Nova Scotia wine association puts a cork in marketing plans
Cash crunch in boom times
After years of growth, the association representing Nova Scotia wineries has been forced to put a cork in its promotional campaigns — one of several cost saving measures that are part of a restructuring plan.
"We've regrouped," said Stewart Creaser, president of the Winery Association of Nova Scotia.
"We did a lot of aggressive marketing activity over the last few years and we'll have to be more conservative about that also until we get to a point in growth where we have more revenue."
Creaser said the group did not raise enough money from its 11 member wineries to pay for its promotion and is revamping its levy system to bring in more money.
Last year, the association got rid of its full time CEO and is currently using Acadia University as a temporary address. The university's Atlantic Wine Institute is also lending administrative help.
For the past year, the association has been unable to participate in cost shared programs with the Atlantic Canada Opportunities Agency.
"In the last couple of years it got ahead of us. We needed to stop and catch up," said Creaser.
The association is using its financial problems to refocus on less glamorous issues including quality control, government relations, increasing scale and ensuring an adequate supply of grapes.
"If you look at Ontario 10, 15 years ago, and British Columbia — same thing. They were then, where we are now. If you look at what they did to get to where they are today we're trying to do the same things," said Creaser.
Nova Scotia's Agriculture Minister calls the restructuring a "bump in the road."
"Our industry is now ready to explode. It's gone from a cottage industry to a true industry," Keith Colwell told CBC News.
"We're on the edge of doing that right now and this reorganization, I feel, is part of that."

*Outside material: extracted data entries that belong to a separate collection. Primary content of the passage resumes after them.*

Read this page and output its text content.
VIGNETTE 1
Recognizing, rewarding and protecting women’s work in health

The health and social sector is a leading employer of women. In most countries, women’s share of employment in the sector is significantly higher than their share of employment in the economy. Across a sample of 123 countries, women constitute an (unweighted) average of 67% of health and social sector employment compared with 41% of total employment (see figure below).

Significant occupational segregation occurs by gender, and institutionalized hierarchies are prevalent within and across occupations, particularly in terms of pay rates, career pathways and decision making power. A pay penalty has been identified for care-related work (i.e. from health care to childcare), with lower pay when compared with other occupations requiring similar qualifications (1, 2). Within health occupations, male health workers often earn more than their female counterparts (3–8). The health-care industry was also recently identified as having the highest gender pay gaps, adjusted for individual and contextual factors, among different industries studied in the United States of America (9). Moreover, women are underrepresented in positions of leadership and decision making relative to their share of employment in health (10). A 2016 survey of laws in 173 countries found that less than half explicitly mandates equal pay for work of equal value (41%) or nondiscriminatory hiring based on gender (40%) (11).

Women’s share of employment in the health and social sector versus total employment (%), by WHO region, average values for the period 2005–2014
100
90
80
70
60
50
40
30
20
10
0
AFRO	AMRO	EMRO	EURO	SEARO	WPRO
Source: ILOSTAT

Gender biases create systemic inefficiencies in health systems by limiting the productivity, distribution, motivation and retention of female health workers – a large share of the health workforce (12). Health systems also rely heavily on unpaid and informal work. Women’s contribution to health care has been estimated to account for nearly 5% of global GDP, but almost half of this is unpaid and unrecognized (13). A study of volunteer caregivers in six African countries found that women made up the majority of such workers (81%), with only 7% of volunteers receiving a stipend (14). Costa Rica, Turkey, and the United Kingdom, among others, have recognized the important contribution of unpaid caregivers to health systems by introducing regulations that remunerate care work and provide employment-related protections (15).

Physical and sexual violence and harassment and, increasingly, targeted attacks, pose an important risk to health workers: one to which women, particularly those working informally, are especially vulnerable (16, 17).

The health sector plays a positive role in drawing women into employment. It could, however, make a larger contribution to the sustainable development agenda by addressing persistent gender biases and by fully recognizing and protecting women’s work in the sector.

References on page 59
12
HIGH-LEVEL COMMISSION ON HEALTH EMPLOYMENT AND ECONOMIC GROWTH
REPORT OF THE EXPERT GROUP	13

With nearly 400 hectares under cultivation, Nova Scotia's wine industry is tiny by international standards — although it is racking up big gains in the province. Nova Scotians, at least, have crossed the critical perception gap that local wineries can produce drinkable wines.

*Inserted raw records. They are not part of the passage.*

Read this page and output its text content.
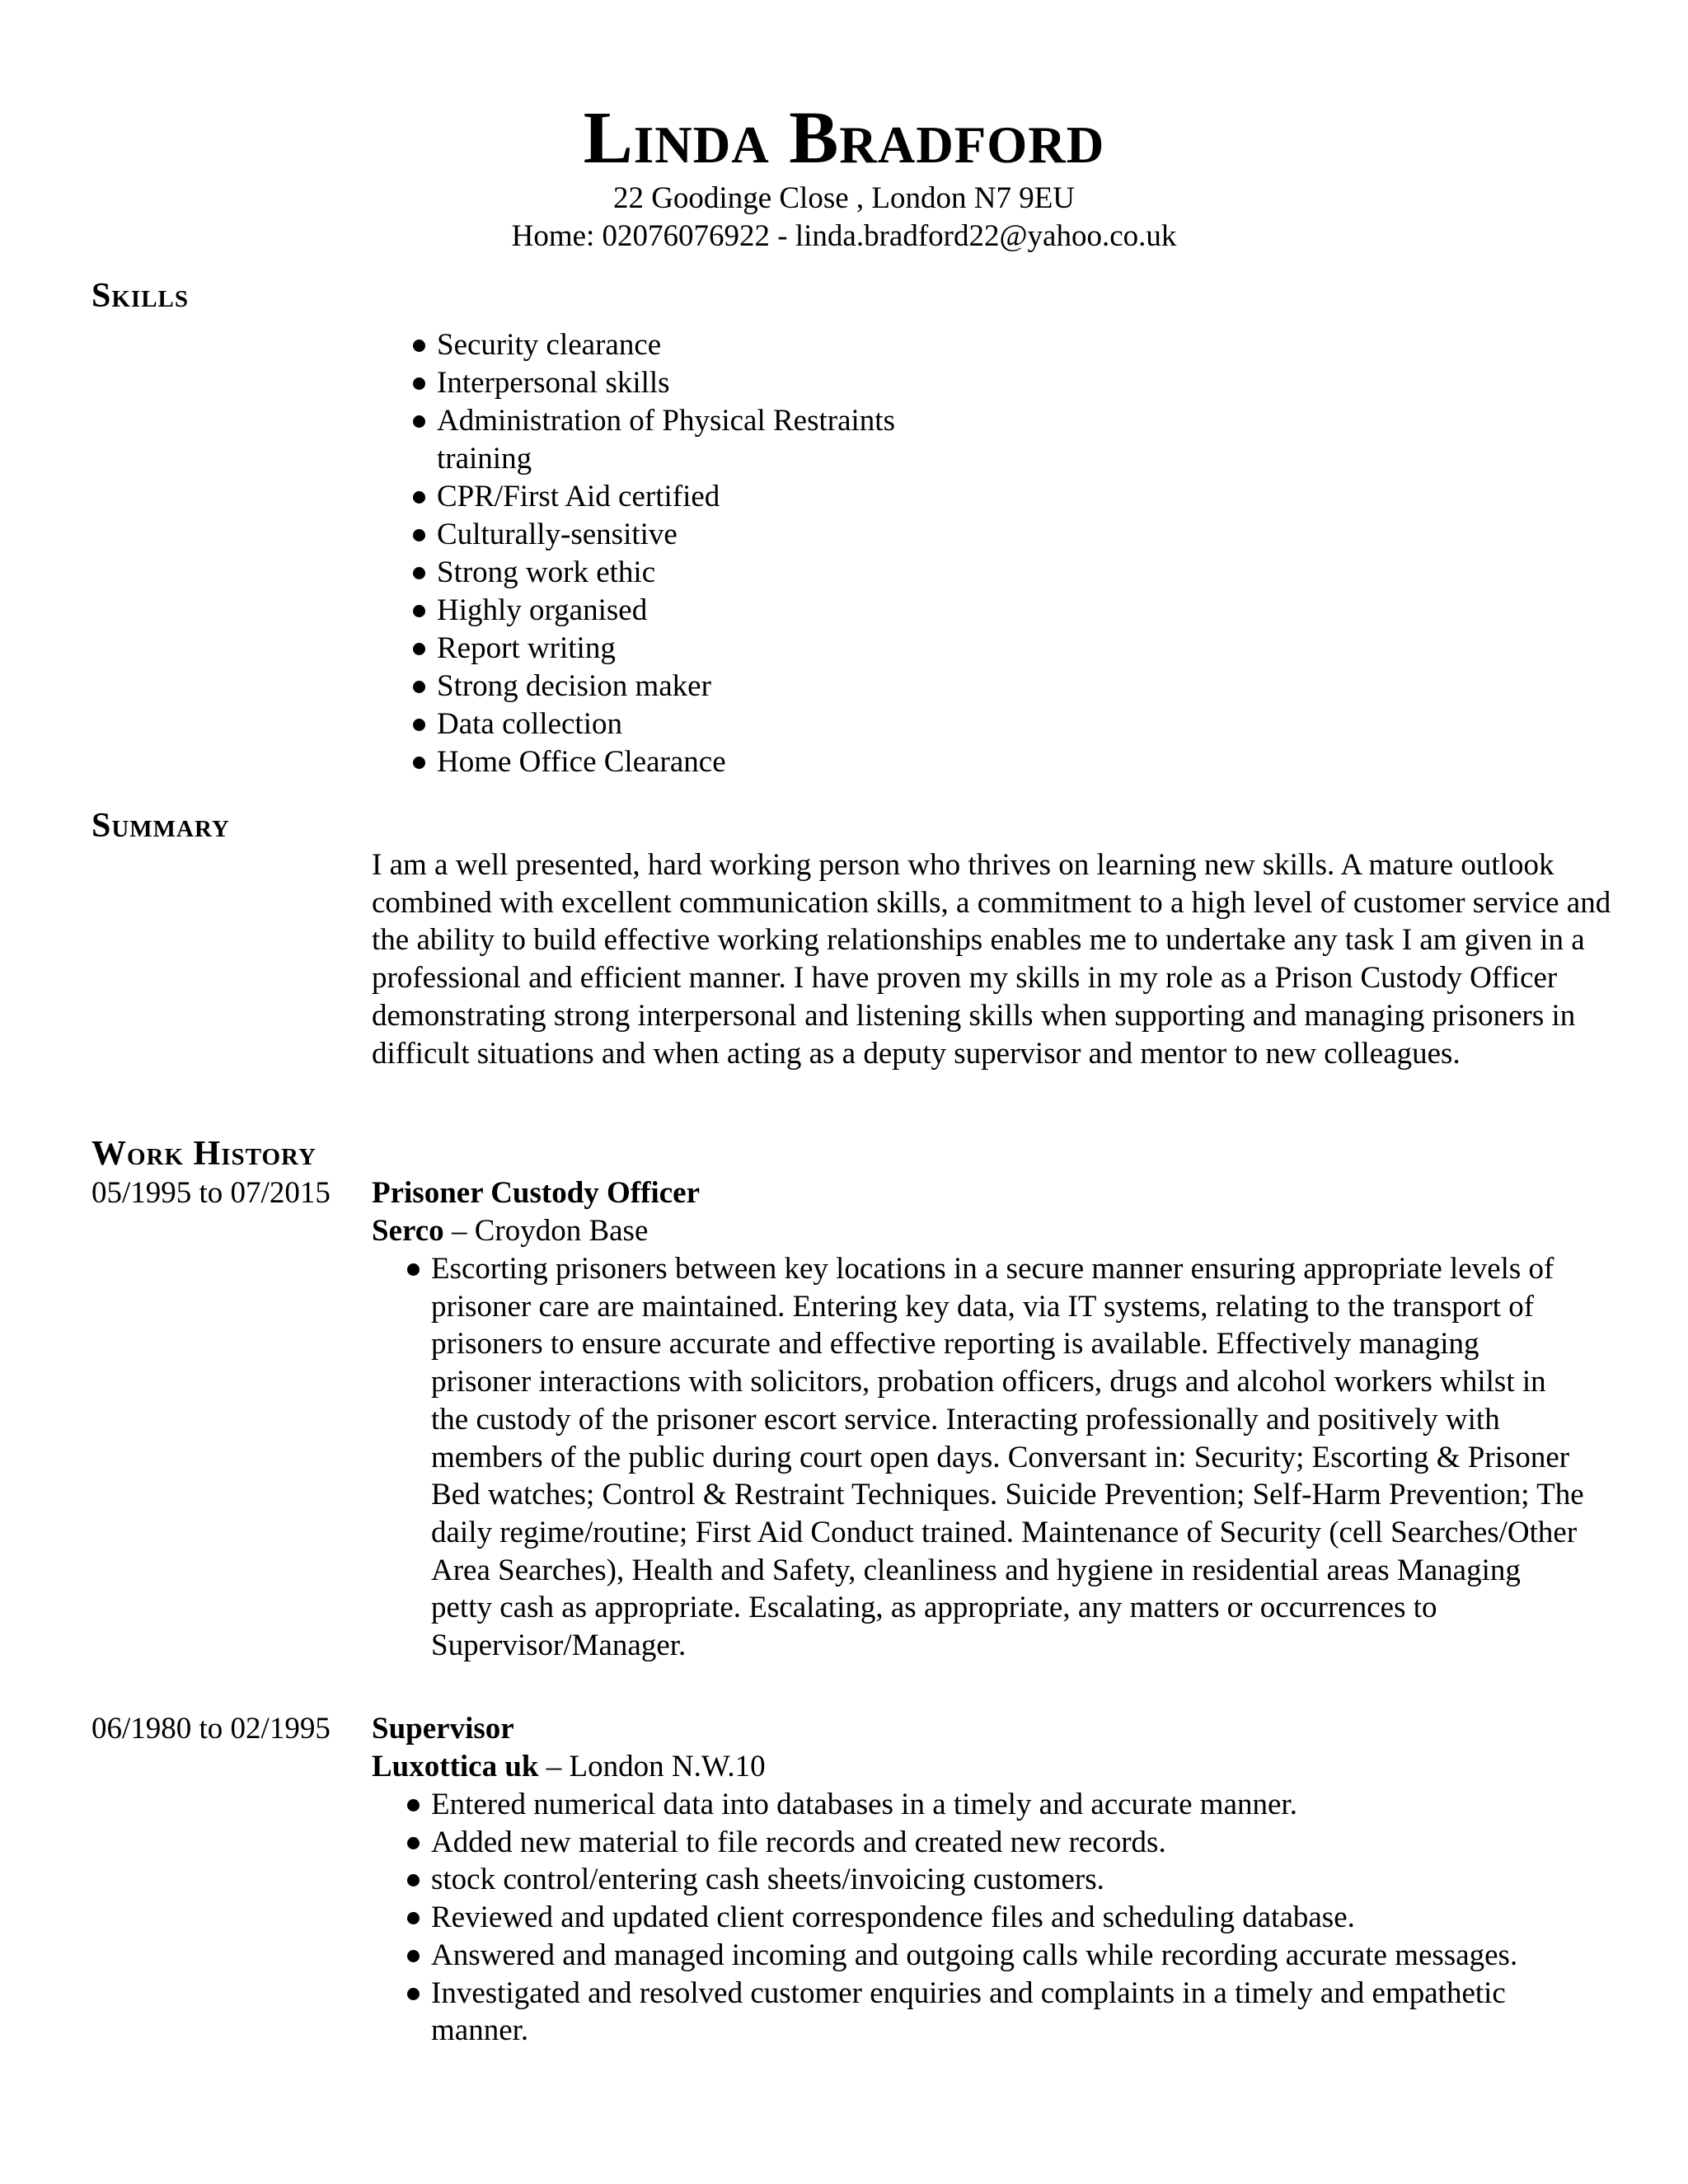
Linda Bradford
22 Goodinge Close , London N7 9EU
Home: 02076076922 - linda.bradford22@yahoo.co.uk
Skills
Security clearance
Interpersonal skills
Administration of Physical Restraints training
CPR/First Aid certified
Culturally-sensitive
Strong work ethic
Highly organised
Report writing
Strong decision maker
Data collection
Home Office Clearance
Summary

I am a well presented, hard working person who thrives on learning new skills. A mature outlook combined with excellent communication skills, a commitment to a high level of customer service and the ability to build effective working relationships enables me to undertake any task I am given in a professional and efficient manner. I have proven my skills in my role as a Prison Custody Officer demonstrating strong interpersonal and listening skills when supporting and managing prisoners in difficult situations and when acting as a deputy supervisor and mentor to new colleagues.

Work History
05/1995 to 07/2015 Prisoner Custody Officer
Serco – Croydon Base
Escorting prisoners between key locations in a secure manner ensuring appropriate levels of prisoner care are maintained. Entering key data, via IT systems, relating to the transport of prisoners to ensure accurate and effective reporting is available. Effectively managing prisoner interactions with solicitors, probation officers, drugs and alcohol workers whilst in the custody of the prisoner escort service. Interacting professionally and positively with members of the public during court open days. Conversant in: Security; Escorting & Prisoner Bed watches; Control & Restraint Techniques. Suicide Prevention; Self-Harm Prevention; The daily regime/routine; First Aid Conduct trained. Maintenance of Security (cell Searches/Other Area Searches), Health and Safety, cleanliness and hygiene in residential areas Managing petty cash as appropriate. Escalating, as appropriate, any matters or occurrences to Supervisor/Manager.
06/1980 to 02/1995 Supervisor
Luxottica uk – London N.W.10
Entered numerical data into databases in a timely and accurate manner.
Added new material to file records and created new records.
stock control/entering cash sheets/invoicing customers.
Reviewed and updated client correspondence files and scheduling database.
Answered and managed incoming and outgoing calls while recording accurate messages.
Investigated and resolved customer enquiries and complaints in a timely and empathetic manner.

"We actually sell out of every bit of Nova Scotia wine we can get our hands on. The challenge for us is actually getting more," said Mike Maloney, a spokesman for the Nova Scotia Liquor Corporation.

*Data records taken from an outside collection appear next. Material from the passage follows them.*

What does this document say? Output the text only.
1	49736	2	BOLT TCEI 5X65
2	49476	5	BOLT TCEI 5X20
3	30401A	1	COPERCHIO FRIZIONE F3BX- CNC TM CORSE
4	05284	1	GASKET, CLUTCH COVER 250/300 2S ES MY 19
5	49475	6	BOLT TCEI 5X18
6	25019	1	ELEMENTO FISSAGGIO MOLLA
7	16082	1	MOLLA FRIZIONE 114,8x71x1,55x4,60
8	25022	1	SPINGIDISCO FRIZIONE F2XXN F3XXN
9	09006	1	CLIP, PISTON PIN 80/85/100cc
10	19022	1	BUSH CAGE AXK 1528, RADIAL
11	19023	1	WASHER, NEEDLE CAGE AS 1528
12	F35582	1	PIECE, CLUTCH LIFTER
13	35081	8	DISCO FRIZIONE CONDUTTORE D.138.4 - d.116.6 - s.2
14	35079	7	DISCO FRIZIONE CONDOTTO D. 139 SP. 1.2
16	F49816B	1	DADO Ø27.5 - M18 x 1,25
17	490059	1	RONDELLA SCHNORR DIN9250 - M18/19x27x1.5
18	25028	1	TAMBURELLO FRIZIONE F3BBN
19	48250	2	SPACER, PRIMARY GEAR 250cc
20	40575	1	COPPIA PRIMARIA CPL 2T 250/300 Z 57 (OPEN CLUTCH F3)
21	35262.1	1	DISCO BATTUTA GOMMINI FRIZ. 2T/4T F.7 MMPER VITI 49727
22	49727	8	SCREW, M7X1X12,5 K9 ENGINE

The Crown corporation sold more than 74,000 cases of Nova Scotia wine last year, representing more than seven per cent of total wine sales and outselling Chile, Argentina and even France.
"Sometimes you reach points where the growth potential is greater than the revenue to promote it. That's where we are right now, really. It's a short-term issue," said Creaser, the co-owner and operator of Avondale Sky Winery.
"In the next four to five years, we can double and double again — provided we focus on quality product and scale, getting various government departments to act in a co-ordinated way to grow the industry in a way that will be sustainable in the long term."
The Winery Association of Nova Scotia intends to hire an external chair by this summer.